Scene two takes us stage right to a cafe where the obvious Cheechako, Matthew, is clearly waiting for someone, and would clearly rather it not be Kevin, who is looking for anybody to share his loneliness with. Kevin, both ingratiating and annoying, manages to tease out of Matthew the reason why he has fled Ontario, just as he earlier learned most of Laurel's secrets. All of this will lead to some explosive moments later in the play, but for now the easily anticipated and telegraphed surprise at the end of this scene is that Laurel is back in town, having collected Matthew on her short jaunt Outside.
Summer passes, Once again Laurel wants to leave. This time it's Matthew who won't. He's fitting in. He's a go-getter, unlike Kevin, and has landed a summer job as a tour guide as well as winter prospects substitute teaching. After one final argument they part, and Matthew moves into Kevin's Shipyards' shack, where it seems he does most of the work and brings in most of the money.

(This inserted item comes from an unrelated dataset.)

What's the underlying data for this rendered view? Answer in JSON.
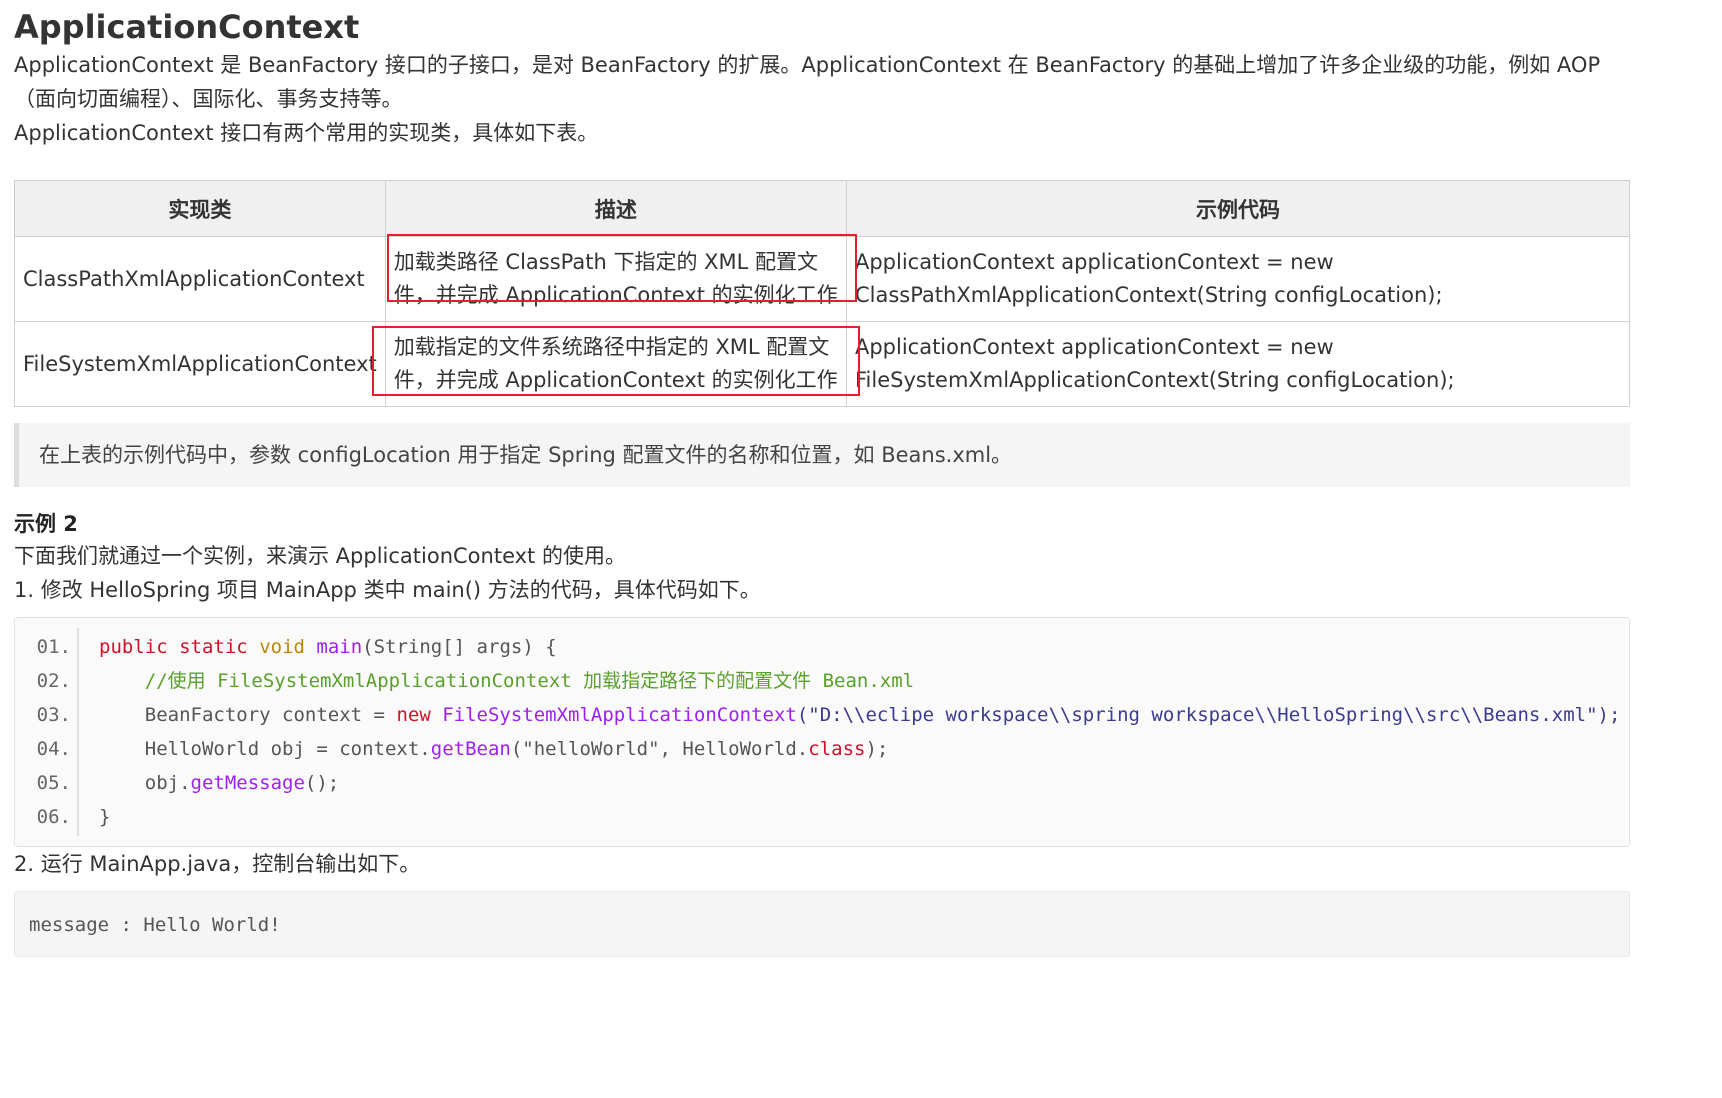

Events will bring all of them into contact with each other again, and there are actually some surprises in the revelations about Laurel's past, as well as some tricky business with an unregistered gun, and an ending that isn't quite the love story conclusion that one might expect.
The adaptation of the Yukon Arts Centre staging that was developed for the Oddfellows Hall was an effective design, allowing the two sides of the stage to present several different spaces - a shack, an apartment, a bar and a coffee shop, as well as a street scene - with only a minimum of rearrangement.

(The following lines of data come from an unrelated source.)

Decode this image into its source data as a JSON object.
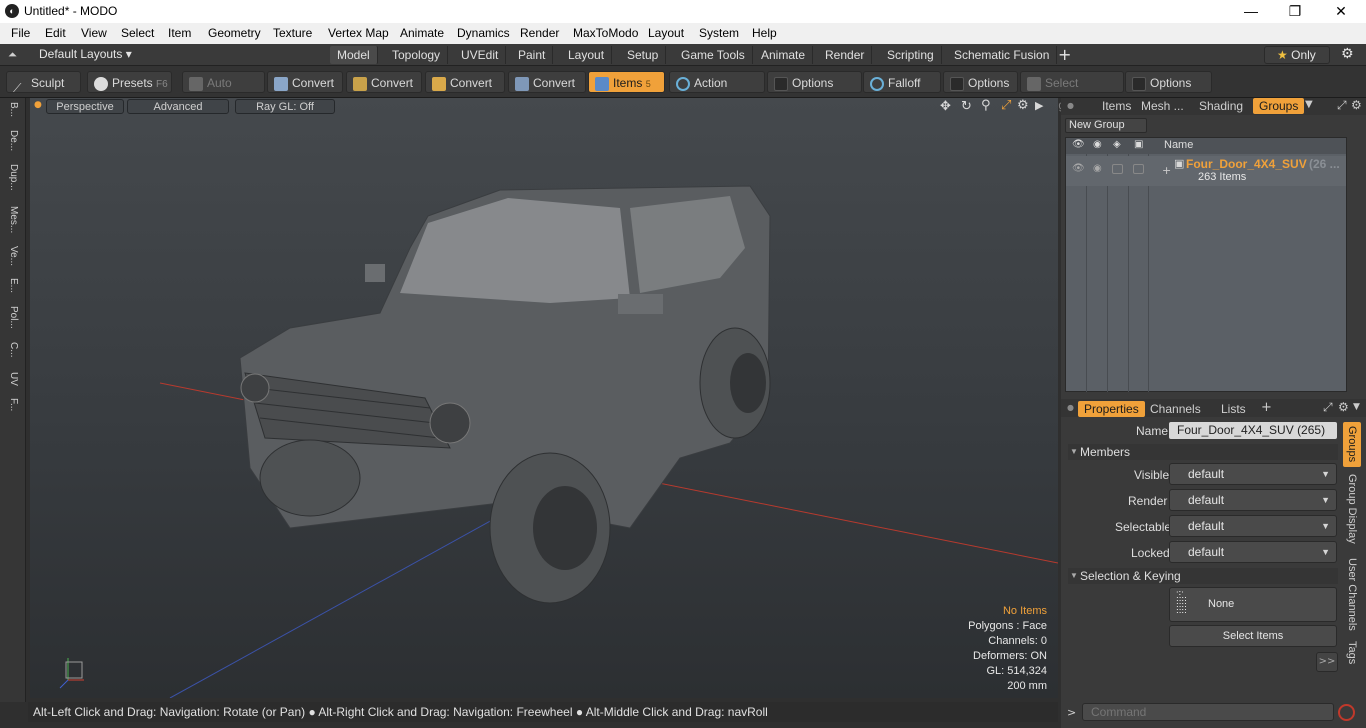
{
  "window": {
    "title": "Untitled* - MODO",
    "minimize": "—",
    "restore": "❐",
    "close": "✕"
  },
  "menu": [
    "File",
    "Edit",
    "View",
    "Select",
    "Item",
    "Geometry",
    "Texture",
    "Vertex Map",
    "Animate",
    "Dynamics",
    "Render",
    "MaxToModo",
    "Layout",
    "System",
    "Help"
  ],
  "layout_bar": {
    "layouts_label": "Default Layouts",
    "tabs": [
      "Model",
      "Topology",
      "UVEdit",
      "Paint",
      "Layout",
      "Setup",
      "Game Tools",
      "Animate",
      "Render",
      "Scripting",
      "Schematic Fusion"
    ],
    "active_tab": "Model",
    "add": "+",
    "only_label": "Only"
  },
  "toolbar": {
    "sculpt": "Sculpt",
    "presets": "Presets",
    "presets_key": "F6",
    "auto_select": "Auto Select",
    "convert1": "Convert",
    "convert2": "Convert",
    "convert3": "Convert",
    "convert4": "Convert",
    "items": "Items",
    "items_key": "5",
    "action_center": "Action Center",
    "options1": "Options",
    "falloff": "Falloff",
    "options2": "Options",
    "select_through": "Select Through",
    "options3": "Options"
  },
  "left_tabs": [
    "B...",
    "De...",
    "Dup...",
    "Mes...",
    "Ve...",
    "E...",
    "Pol...",
    "C...",
    "UV",
    "F..."
  ],
  "viewport": {
    "perspective": "Perspective",
    "advanced": "Advanced",
    "raygl": "Ray GL: Off",
    "info": {
      "no_items": "No Items",
      "polygons": "Polygons : Face",
      "channels": "Channels: 0",
      "deformers": "Deformers: ON",
      "gl": "GL: 514,324",
      "scale": "200 mm"
    }
  },
  "status": "Alt-Left Click and Drag: Navigation: Rotate (or Pan) ● Alt-Right Click and Drag: Navigation: Freewheel ● Alt-Middle Click and Drag: navRoll",
  "groups_panel": {
    "tabs": [
      "Items",
      "Mesh ...",
      "Shading",
      "Groups"
    ],
    "active_tab": "Groups",
    "new_group": "New Group",
    "col_name": "Name",
    "group_name": "Four_Door_4X4_SUV",
    "group_count_suffix": "(26 ...",
    "group_items": "263 Items"
  },
  "properties_panel": {
    "tabs": [
      "Properties",
      "Channels",
      "Lists"
    ],
    "active_tab": "Properties",
    "add": "+",
    "name_label": "Name",
    "name_value": "Four_Door_4X4_SUV (265)",
    "members_head": "Members",
    "visible_label": "Visible",
    "visible_value": "default",
    "render_label": "Render",
    "render_value": "default",
    "selectable_label": "Selectable",
    "selectable_value": "default",
    "locked_label": "Locked",
    "locked_value": "default",
    "selkey_head": "Selection & Keying",
    "none_label": "None",
    "select_items": "Select Items",
    "more": ">>",
    "side_tabs": [
      "Groups",
      "Group Display",
      "User Channels",
      "Tags"
    ]
  },
  "command": {
    "placeholder": "Command",
    "prompt": ">"
  },
  "colors": {
    "accent": "#f0a13a",
    "group_name": "#f0a13a"
  }
}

Kim Barlow's original tunes added a lot of atmosphere to the play, as did the rest of the music.
The actors were excellent.
Moira Sauer's Laurel was a compelling mixture of fear and desire, haunted by her past and trying to make something of her future, but always feeling the need to run away.

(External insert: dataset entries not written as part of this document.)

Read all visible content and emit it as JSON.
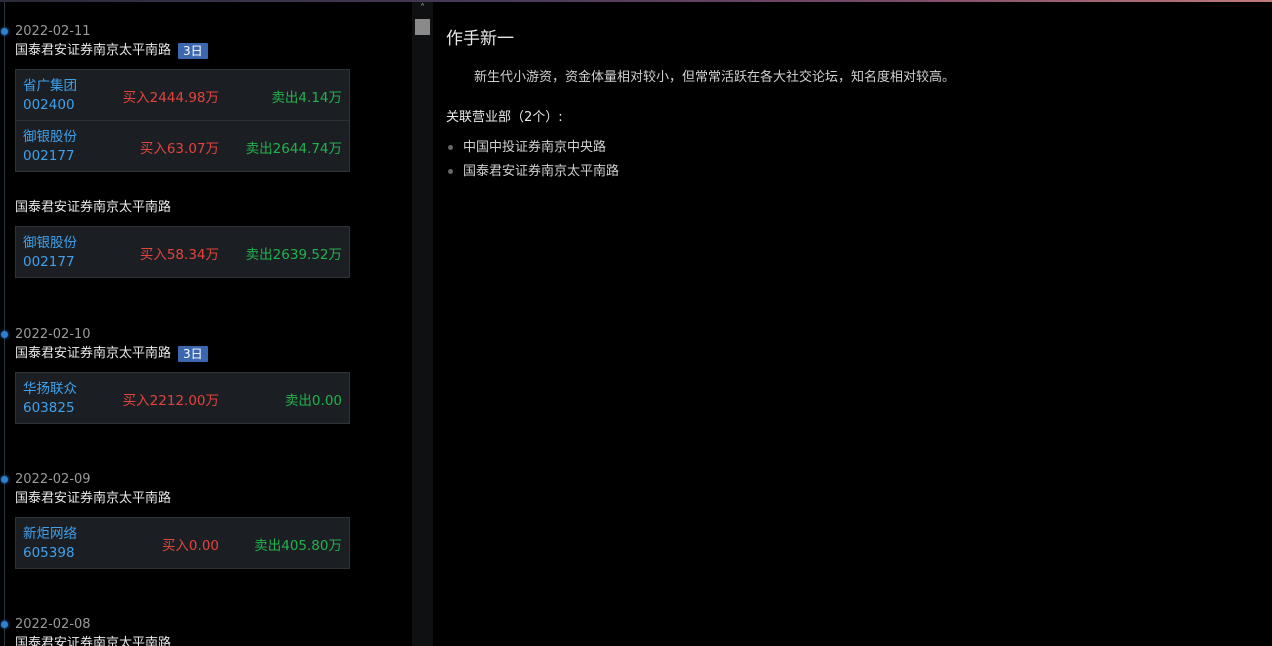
{
  "timeline": [
    {
      "date": "2022-02-11",
      "groups": [
        {
          "broker": "国泰君安证券南京太平南路",
          "badge": "3日",
          "rows": [
            {
              "name": "省广集团",
              "code": "002400",
              "buy": "买入2444.98万",
              "sell": "卖出4.14万"
            },
            {
              "name": "御银股份",
              "code": "002177",
              "buy": "买入63.07万",
              "sell": "卖出2644.74万"
            }
          ]
        },
        {
          "broker": "国泰君安证券南京太平南路",
          "badge": "",
          "rows": [
            {
              "name": "御银股份",
              "code": "002177",
              "buy": "买入58.34万",
              "sell": "卖出2639.52万"
            }
          ]
        }
      ]
    },
    {
      "date": "2022-02-10",
      "groups": [
        {
          "broker": "国泰君安证券南京太平南路",
          "badge": "3日",
          "rows": [
            {
              "name": "华扬联众",
              "code": "603825",
              "buy": "买入2212.00万",
              "sell": "卖出0.00"
            }
          ]
        }
      ]
    },
    {
      "date": "2022-02-09",
      "groups": [
        {
          "broker": "国泰君安证券南京太平南路",
          "badge": "",
          "rows": [
            {
              "name": "新炬网络",
              "code": "605398",
              "buy": "买入0.00",
              "sell": "卖出405.80万"
            }
          ]
        }
      ]
    },
    {
      "date": "2022-02-08",
      "groups": [
        {
          "broker": "国泰君安证券南京太平南路",
          "badge": "",
          "rows": []
        }
      ]
    }
  ],
  "detail": {
    "title": "作手新一",
    "description": "新生代小游资，资金体量相对较小，但常常活跃在各大社交论坛，知名度相对较高。",
    "related_label": "关联营业部（2个）:",
    "related": [
      "中国中投证券南京中央路",
      "国泰君安证券南京太平南路"
    ]
  },
  "colors": {
    "buy": "#e2443c",
    "sell": "#22b14c",
    "stock": "#3fa0ec",
    "badge": "#3a67b0",
    "timeline_dot": "#2f7fd0"
  },
  "icons": {
    "scroll_up": "chevron-up-icon",
    "bullet": "bullet-icon",
    "timeline_dot": "timeline-dot-icon"
  }
}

Xavier MacDonald's Kevin is a likable scoundrel, an archetypal sluggard who craves company but will always exploit it. You want him not to mess up, but you know he will, and the anticipation of his next disaster is delicious. His obsession with Laurel is believable and pathetic. He can't even tell the truth to himself.
Martin Happer's Matthew is so nice you almost want something bad to happen to him, just so he'll wake up and smell the coffee - or that mess in Kevin's shack. In spite of his brush with big city anomie, he's a survivor, someone who tries to find the good in every situation and strives to be agreeable. No surprise then that he gets his heart broken and gets shot before the play ends.
The central metaphor in Eyre's play is one that we have to hope can't quite be true. Summerdoughs may blossom into Sourdoughs if they stay long enough, but that's a yeastier transformation than a flower's seasonal bloom. There has to be more than that to a relationship, and this seems to be a lesson that Matthew has begun to learn as he exits Kevin's cabin for the last time.